From March 24 to April 4, the '2.47m menace' travelled more than 300km around Sydney before heading out to sea. Interestingly, it cruised 230km during the night - when it would have been feeding.

If you know Sydney, you might be a little unnerved to learn the SHARK visited Abbotsford twice. That suburb is a long, winding way up the Parramatta River.

The SHARK also visited Manly twice.

My theory is the BULL SHARK did what a lot of Sydneysiders do - checked out the real estate, found it too expensive and headed north.

Headline idea: Smart SHARK attacks bull market

Wednesday, 25 February 2009

She's a man-eater... wish you never ever met her at all


Those pesky tabloid journos are at it again.

This time they're floating about on Sydney Harbour hauling in bull sharks by the dozen. Or that's what they'd like you to think. Talk about a beat up.

Mrs BS was going about her business yesterday, opting for kingfish over human flesh, when a fisherman hired by The Daily Telegraph reeled her in. The scary pic on the Tele's front page (where was the photographer when he took that photo?) is accompanied by the headline:

GOTCHA! EXCLUSIVE: Sydney Harbour, 1.15pm. How we caught a man-eater

What a relief!
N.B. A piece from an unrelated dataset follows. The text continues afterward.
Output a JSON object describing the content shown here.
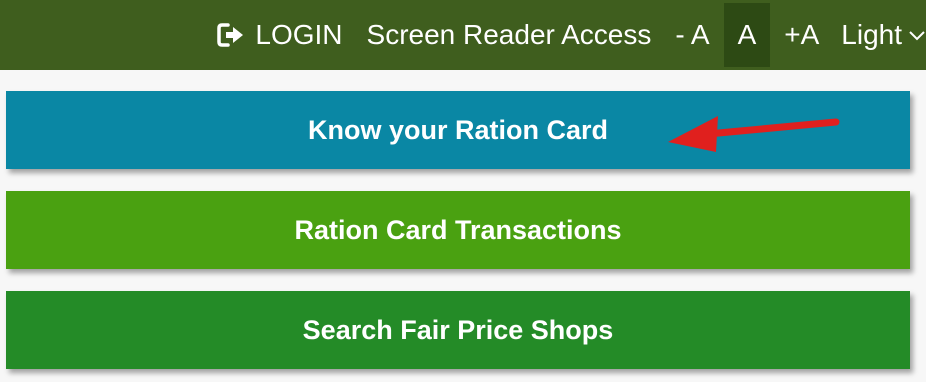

I can now confidently enter the Sydney Harbour Ocean Swim this Sunday, safe in the knowledge that Mrs BS's culinary preferences don't extend to females.

She's a man-eater!

Because of the extended media coverage of the shark story - there have been two shark attacks in Sydney in the past month - the harbour swim organisers have taken extra precautions and have doubled the number of underwater patrol persons to six and have stationed observers at three spots around the course - Mrs Macquarie's Point, Farm Cove and Pinchgut.
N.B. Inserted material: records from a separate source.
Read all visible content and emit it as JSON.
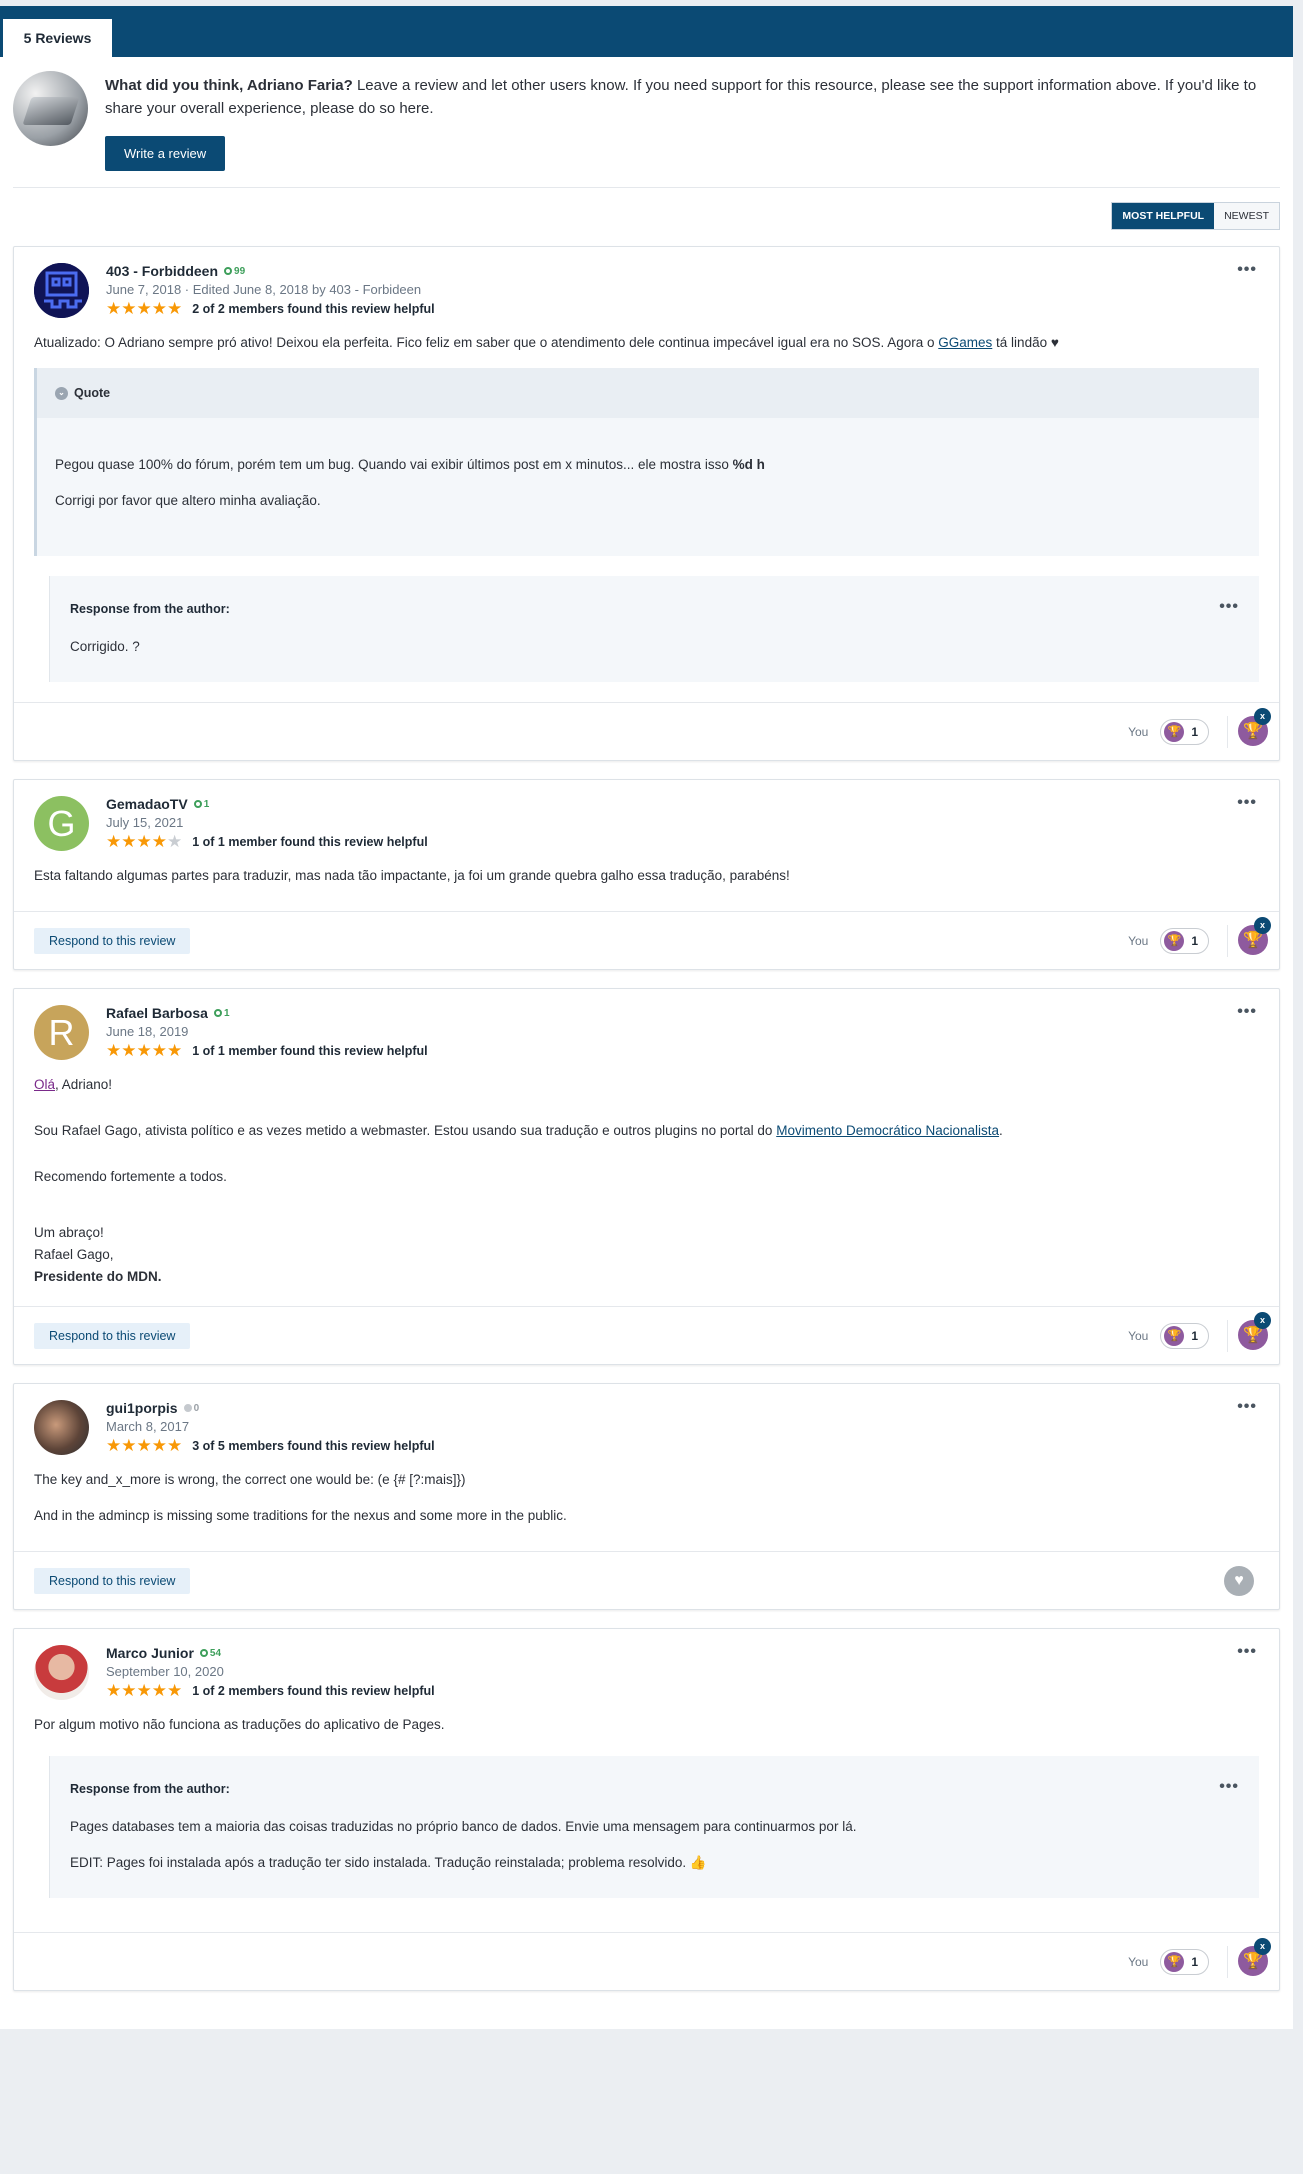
{
  "tab": {
    "label": "5 Reviews"
  },
  "prompt": {
    "question": "What did you think, Adriano Faria?",
    "text": " Leave a review and let other users know. If you need support for this resource, please see the support information above. If you'd like to share your overall experience, please do so here.",
    "button": "Write a review"
  },
  "sort": {
    "active": "MOST HELPFUL",
    "inactive": "NEWEST"
  },
  "common": {
    "respond": "Respond to this review",
    "you": "You",
    "response_title": "Response from the author:",
    "quote_label": "Quote",
    "more": "•••"
  },
  "reviews": [
    {
      "author": "403 - Forbiddeen",
      "rep": "99",
      "date": "June 7, 2018 · Edited June 8, 2018 by 403 - Forbideen",
      "stars": 5,
      "helpful": "2 of 2 members found this review helpful",
      "text_pre": "Atualizado: O Adriano sempre pró ativo! Deixou ela perfeita. Fico feliz em saber que o atendimento dele continua impecável igual era no SOS. Agora o ",
      "text_link": "GGames",
      "text_post": " tá lindão ♥",
      "quote_line1_pre": "Pegou quase 100% do fórum, porém tem um bug. Quando vai exibir últimos post em x minutos... ele mostra isso ",
      "quote_line1_bold": "%d h",
      "quote_line2": "Corrigi por favor que altero minha avaliação.",
      "response": "Corrigido. ?",
      "reaction_count": "1"
    },
    {
      "author": "GemadaoTV",
      "rep": "1",
      "avatar_letter": "G",
      "avatar_color": "#8cc061",
      "date": "July 15, 2021",
      "stars": 4,
      "helpful": "1 of 1 member found this review helpful",
      "text": "Esta faltando algumas partes para traduzir, mas nada tão impactante, ja foi um grande quebra galho essa tradução, parabéns!",
      "reaction_count": "1"
    },
    {
      "author": "Rafael Barbosa",
      "rep": "1",
      "avatar_letter": "R",
      "avatar_color": "#c7a45b",
      "date": "June 18, 2019",
      "stars": 5,
      "helpful": "1 of 1 member found this review helpful",
      "greeting_link": "Olá",
      "greeting_rest": ", Adriano!",
      "para2_pre": "Sou Rafael Gago, ativista político e as vezes metido a webmaster. Estou usando sua tradução e outros plugins no portal do ",
      "para2_link": "Movimento Democrático Nacionalista",
      "para2_post": ".",
      "para3": "Recomendo fortemente a todos.",
      "sign1": "Um abraço!",
      "sign2": "Rafael Gago,",
      "sign3": "Presidente do MDN.",
      "reaction_count": "1"
    },
    {
      "author": "gui1porpis",
      "rep": "0",
      "date": "March 8, 2017",
      "stars": 5,
      "helpful": "3 of 5 members found this review helpful",
      "para1": "The key and_x_more is wrong, the correct one would be: (e {# [?:mais]})",
      "para2": "And in the admincp is missing some traditions for the nexus and some more in the public."
    },
    {
      "author": "Marco Junior",
      "rep": "54",
      "date": "September 10, 2020",
      "stars": 5,
      "helpful": "1 of 2 members found this review helpful",
      "text": "Por algum motivo não funciona as traduções do aplicativo de Pages.",
      "response1": "Pages databases tem a maioria das coisas traduzidas no próprio banco de dados. Envie uma mensagem para continuarmos por lá.",
      "response2": "EDIT: Pages foi instalada após a tradução ter sido instalada. Tradução reinstalada; problema resolvido. 👍",
      "reaction_count": "1"
    }
  ],
  "colors": {
    "brand": "#0b4a74",
    "star": "#f89806",
    "reputation": "#3e9f5b",
    "trophy": "#8e5a9e"
  }
}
Personally, I am pleased there's extra sharkbait in the water but I don't know how much the divers can see down there. It's murky on a clear day. I pray it doesn't rain the night before.

I'm more sceptical about the shark spotters. Imagine it, the swim is in full swing with several hundred swimmers thrashing about when the guy at Mrs Macquarie's Point thinks he sees a fin in what is already a melee!
Too late, methinks.

But hey, what's life without risks?

Having said that, I hope the boofy blokes go first.


Friday, 20 February 2009

NO BULL - JAWS IS BACK!!!!!!!!!!!!!!!!!!!!!!!!!!!!!!!!!!!!!!!!!!!!!!

The horror thriller Jaws is on the telly this Saturday!

No doubt the programmers at Channel Ten were prompted to run the 1975 classic after the numerous shark sightings and two attacks off Sydney in the past month.

The bullshark responsible for tearing off the hand of a navy clearance diver and mauling his right leg so badly that it had to be amputated is apparently the size of a small car.

Whoah! So, that's what happens when you're hit by a Mitsubishi Lancer?

The bull shark, according to scientists who exaimined the diver's westsuit, is about 2.7 metres long, 'the length of a small sedan'.

The tagline for the Steven Spielberg film is: 'Amity Island had everything, Clear skies. Gentle surf. Warm water. People flocked there every summer. It was the perfect feeding ground.'

I'm surprised some enterprising journalist hasn't come along and replaced 'Amity Island' with 'Bondi beach' for the perfect lead paragraph.

Let's just hope that the Sydney Harbour swim organisers have got it right when they reassure nervous swimmers in the event that it will be all right on the day.

That's what the authorities were telling the tourists at Amity Island!